Я хорошо знаю-с таких людей как вы. Мне теперь уже жаль Вас, чтобы не писать дальше. Вы иссохли без любви. Одиночество погубит вас. Вам нужна женщина, скромная, словно мышка, любящая творчество, а не золото и кутёж. Тогда Ваши миры или их грани сольются в единый словарь любви.
Я приглашаю-с вас ко мне, если соизволите-с, Антон Алексеевич. Жить будемте в однокомнатной квартире. Вы, я и моя сестра Люда – преподаватель младших классов по пению. В этом-то и вся просьба-с, чтобы Вы погостили у нас. Творить можете и здесь.
Стих под номером 73 из Вашего сборника уже давно зовёт Вас домой. Домой, милый друг. В родной город Челябинск, где вы провели лучшие, лучшие годы жизни!
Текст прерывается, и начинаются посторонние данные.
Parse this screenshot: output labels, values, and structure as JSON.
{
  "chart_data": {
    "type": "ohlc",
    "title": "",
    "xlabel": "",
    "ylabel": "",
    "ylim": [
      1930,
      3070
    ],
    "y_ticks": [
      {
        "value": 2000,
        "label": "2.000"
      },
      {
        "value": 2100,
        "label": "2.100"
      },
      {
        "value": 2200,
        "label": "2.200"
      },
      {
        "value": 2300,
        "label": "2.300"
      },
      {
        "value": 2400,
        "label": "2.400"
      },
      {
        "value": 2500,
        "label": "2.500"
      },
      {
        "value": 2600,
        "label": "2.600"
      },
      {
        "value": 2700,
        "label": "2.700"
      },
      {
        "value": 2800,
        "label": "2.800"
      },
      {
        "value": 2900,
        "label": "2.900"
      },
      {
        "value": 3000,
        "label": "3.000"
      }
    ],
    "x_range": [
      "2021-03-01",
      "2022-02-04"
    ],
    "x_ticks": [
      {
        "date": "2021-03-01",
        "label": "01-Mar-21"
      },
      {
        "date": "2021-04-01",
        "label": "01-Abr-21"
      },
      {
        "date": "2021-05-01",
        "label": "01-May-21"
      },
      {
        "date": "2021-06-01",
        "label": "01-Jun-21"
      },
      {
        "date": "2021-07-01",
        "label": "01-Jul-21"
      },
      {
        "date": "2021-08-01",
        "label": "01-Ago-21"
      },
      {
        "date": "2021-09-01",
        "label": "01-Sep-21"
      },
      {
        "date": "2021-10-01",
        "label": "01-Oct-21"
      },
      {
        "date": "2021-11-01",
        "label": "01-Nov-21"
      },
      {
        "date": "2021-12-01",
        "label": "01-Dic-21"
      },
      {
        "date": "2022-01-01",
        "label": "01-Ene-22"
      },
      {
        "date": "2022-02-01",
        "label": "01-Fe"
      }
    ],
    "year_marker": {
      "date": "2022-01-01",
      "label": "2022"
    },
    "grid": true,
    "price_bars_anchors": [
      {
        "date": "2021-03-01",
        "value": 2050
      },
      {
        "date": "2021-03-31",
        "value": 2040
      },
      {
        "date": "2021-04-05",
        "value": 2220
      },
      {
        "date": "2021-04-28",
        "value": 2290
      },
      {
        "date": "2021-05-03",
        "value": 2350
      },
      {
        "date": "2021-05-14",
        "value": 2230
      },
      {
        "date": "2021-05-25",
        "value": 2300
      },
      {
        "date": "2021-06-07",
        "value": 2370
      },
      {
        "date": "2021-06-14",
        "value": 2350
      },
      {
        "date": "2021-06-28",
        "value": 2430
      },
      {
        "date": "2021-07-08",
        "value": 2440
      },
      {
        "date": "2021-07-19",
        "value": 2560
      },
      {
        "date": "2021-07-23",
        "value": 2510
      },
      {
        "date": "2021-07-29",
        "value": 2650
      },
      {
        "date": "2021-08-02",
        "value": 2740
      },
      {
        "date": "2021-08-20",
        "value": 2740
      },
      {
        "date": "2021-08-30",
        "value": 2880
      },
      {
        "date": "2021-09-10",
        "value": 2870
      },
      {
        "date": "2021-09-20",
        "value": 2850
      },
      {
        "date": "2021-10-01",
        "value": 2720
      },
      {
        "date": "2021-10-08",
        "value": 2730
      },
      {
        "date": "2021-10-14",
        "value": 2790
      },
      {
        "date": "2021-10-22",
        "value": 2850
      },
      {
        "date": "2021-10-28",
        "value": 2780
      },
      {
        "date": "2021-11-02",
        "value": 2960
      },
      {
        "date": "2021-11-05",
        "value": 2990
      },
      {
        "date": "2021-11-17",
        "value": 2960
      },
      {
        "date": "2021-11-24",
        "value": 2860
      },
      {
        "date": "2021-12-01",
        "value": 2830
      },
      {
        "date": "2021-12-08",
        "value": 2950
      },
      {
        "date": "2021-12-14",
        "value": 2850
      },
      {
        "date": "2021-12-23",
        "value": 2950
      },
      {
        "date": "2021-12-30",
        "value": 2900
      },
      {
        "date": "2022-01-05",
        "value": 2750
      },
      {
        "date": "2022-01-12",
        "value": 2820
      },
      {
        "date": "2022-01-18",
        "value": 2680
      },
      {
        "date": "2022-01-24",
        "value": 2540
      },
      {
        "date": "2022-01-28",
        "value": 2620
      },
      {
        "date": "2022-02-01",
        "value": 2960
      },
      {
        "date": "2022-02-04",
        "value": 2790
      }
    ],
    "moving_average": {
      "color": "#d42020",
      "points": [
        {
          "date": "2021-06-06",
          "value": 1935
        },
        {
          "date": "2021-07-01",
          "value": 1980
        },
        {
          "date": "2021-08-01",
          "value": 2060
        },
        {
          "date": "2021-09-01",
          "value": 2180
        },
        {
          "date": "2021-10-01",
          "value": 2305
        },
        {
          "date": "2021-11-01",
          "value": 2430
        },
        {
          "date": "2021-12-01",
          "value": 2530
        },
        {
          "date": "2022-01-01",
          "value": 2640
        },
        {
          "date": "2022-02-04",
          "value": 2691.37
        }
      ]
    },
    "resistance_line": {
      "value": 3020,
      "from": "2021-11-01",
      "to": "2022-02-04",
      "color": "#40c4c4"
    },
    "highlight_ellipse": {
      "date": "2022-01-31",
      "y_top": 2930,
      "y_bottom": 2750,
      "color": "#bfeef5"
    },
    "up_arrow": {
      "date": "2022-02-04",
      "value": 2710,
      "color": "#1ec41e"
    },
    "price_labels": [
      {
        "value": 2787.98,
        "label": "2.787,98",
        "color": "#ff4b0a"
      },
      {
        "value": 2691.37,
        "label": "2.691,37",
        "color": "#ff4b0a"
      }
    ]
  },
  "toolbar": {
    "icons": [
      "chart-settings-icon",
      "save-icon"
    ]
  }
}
Позвольте напомнить, о чём взывает Ваше сердце уже давно:
***
Челябинск спит; гуляет дождь, да ветер!
Мой город детства ждёт, соткав венец.
Уже не ждёт – подсказывает вечер, -
Но любит, как пастух своих овец!
***
Да! Любит Вас не только город, его энергетика, но и реальные одинокие женщины, тайны влюблённые в Вас! А вы не знаете, к сожалению ни черта! Простите-с за дерзновение. Искренне Вас жаль – погибающего без любви человека! Ваше сердце и душа здесь, а не  в селе, в одиноком доме в 34-то года!
Один только вид из окна мой квартирки и Вы – счастливый человек! А если выйти из подъезда, то Боже Вас храни, какая красота откроется Вам! Вы засияете, точно солнце. Несчастие более не отразится на Вашем лице. Уже женщины не будут проходить мимо, пряча глаза. Они ждут Вас! Надеются на встречу. Только бы пройтись по Арбату, выпить чаю за столиком в кафе.
Я и Люда, не можем наблюдать, как вы читаете более двух лет через сумасшедшую боль, вынужденно одевая «маски» радости. Приезжайте, скорей утром или ночью»
Вот почему Зинушка не хотела, чтобы я оставил её.
Впрочем, нет никакой Зинушки, а только плод моей фантазии, рождённый из-за дикого одиночества. Прав Беднозёров, что в селе пропаду. Правда и то, что я ухожу от сырой реальности в творчество с головой, в миры виртуальные.
Какой там адрес Беднозёровых? Едемте! Решительно!